Fui há dias assistir a um filme inglês, Love Actually (que aqui no Brasil recebeu o título completamente piegas de Simplesmente Amor).

Acho que é uma boa escolha para "filme de Natal": boa história, divertido e com bons sentimentos q.b. Só haverá que dar algum desconto aos delírios patrióticos do realizador, projectados por exemplo na figura de um primeiro-ministro interpretado por Hugh Grant...

Também achei curiosa a recorrência de cenas em que um personagem abandonava a fleuma britânica por alguns escassos segundos, para ter um "xelique" ou dar pulos de contentamento, de preferência enquanto ninguém estivesse a ver. Dá a impressão de querer passar uma mensagem do tipo "estão a ver, parecemos frios mas também temos sangue nas veias"...

Outra "mensagem subliminar" autopromocional que achei interessante foi dada pelo número de personagens negros em lugares de destaque na história. Quando estive em Londres há uns anos atrás, realmente observava-se nas ruas uma sociedade multi-racial, mas ficaria surpreendido se a integração da população negra na sociedade inglesa fosse tão boa quanto a retratada no filme.

18/11/2003

Preacher

Acabei de ler os n.os 23, 25 e 26 da edição brasileira de PREACHER...
Man, it doesn't get any better than this!

Não há muito material que me deixe com um sorriso de orelha a orelha depois lê-lo!

10/11/2003

The Political Compass

Ocasionalmente leio A Bomba Inteligente, e lá encontrei a indicação de um teste curioso, sobre alinhamento político, o Political Compass.

Nunca liguei muito a testes de personalidade, por achar que conheço mais de mim do que esses testes poderiam pretender mostrar-me, mas sinto-me muito menos seguro em matéria de política, e por isso fiquei curioso em fazer o teste.

Ao fazê-lo, tive poucas hesitações em relação ao que pensava sobre isto ou aquilo. A maioria das dúvidas foram sobre como adequar algumas das minhas respostas ao que o(s) escritor(es) do teste tinham em mente -- Por exemplo, a uma pergunta como "Você acha que é bom uma sociedade ter abertura para discutir sexualidade, mas hoje em dia exagera-se", é-me difícil responder simplesmente com um concordo/discordo. O modo como a pergunta está feita dá a impressão que o escritor espera que um conservador responda sim e um liberal não. No entanto, embora nesse aspecto me considere liberal, acho que de facto há um exagero. Não na quantidade de discussão ou abertura, mas no facto de o sexo ter um aproveitamento mercantilista levado cada vez mais longe. É usado para vender livros, filmes, revistas, roupa, mas duvido que seja encarado de forma mais saudável ou lúcida.

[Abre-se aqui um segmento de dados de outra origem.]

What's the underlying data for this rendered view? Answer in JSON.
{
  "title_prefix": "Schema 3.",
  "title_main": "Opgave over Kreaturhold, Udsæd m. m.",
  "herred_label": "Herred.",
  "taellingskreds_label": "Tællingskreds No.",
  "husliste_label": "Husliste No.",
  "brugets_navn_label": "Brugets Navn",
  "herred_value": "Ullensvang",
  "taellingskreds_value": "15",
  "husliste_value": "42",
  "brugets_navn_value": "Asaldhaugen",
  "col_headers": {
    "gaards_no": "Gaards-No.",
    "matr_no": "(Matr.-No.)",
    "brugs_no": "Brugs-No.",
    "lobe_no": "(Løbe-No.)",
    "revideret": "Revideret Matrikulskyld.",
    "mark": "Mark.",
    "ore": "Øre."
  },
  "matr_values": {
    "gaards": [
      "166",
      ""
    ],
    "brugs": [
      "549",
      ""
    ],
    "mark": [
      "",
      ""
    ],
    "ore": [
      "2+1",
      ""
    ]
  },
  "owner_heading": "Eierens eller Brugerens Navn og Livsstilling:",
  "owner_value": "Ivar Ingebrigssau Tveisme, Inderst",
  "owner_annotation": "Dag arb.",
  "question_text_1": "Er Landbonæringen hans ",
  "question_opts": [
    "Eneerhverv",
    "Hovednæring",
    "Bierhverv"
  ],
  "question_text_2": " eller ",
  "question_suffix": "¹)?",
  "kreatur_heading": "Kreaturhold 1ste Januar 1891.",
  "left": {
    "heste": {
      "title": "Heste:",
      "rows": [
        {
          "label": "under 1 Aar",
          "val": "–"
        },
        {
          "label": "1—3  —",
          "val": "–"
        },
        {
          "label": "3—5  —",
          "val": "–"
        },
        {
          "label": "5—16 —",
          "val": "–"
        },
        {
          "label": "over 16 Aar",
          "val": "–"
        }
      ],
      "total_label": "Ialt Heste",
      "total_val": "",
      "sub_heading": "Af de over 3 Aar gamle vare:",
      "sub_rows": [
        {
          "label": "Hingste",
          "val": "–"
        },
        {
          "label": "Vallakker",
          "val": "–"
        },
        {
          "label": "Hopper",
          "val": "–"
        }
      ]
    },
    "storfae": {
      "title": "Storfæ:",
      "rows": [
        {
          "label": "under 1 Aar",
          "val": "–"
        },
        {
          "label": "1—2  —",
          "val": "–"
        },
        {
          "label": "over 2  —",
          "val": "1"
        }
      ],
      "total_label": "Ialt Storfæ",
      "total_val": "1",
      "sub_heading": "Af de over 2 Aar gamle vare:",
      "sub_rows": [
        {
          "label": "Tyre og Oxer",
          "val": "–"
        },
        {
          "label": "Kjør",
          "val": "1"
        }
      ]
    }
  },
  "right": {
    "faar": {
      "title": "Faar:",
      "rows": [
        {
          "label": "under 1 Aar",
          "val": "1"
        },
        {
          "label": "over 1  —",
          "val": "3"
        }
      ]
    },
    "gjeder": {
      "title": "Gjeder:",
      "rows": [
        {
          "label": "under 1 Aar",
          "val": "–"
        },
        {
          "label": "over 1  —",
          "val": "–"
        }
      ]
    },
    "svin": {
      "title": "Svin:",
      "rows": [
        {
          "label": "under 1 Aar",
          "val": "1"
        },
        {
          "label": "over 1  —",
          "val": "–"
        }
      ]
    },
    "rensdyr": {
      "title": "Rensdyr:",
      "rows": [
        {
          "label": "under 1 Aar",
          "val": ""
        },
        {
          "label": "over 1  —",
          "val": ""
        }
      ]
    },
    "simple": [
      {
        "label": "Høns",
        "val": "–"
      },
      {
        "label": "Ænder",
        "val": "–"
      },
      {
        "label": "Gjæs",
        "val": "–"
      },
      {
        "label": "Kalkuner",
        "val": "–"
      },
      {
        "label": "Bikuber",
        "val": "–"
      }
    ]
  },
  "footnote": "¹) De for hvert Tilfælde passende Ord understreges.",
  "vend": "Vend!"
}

Mas deixando de lado os "detalhes", os meus resultado do teste foram

Economic Left/Right: -3.88
Libertarian/Authoritarian: -4.72

Ou seja, economicamente sou de esquerda moderada, e sou também um liberal moderado. Ao comparar os meus resultados com os presumíveis para algumas personalidades globais, senti-me lisonjeado: fiquei a meio caminho entre Nelson Mandela e o Dalai Lama!

01/11/2003

Politicamente correcto

Hoje veio-me à cabeça um pensamento aleatório, enquanto estava na fila dos correios para mandar um postal.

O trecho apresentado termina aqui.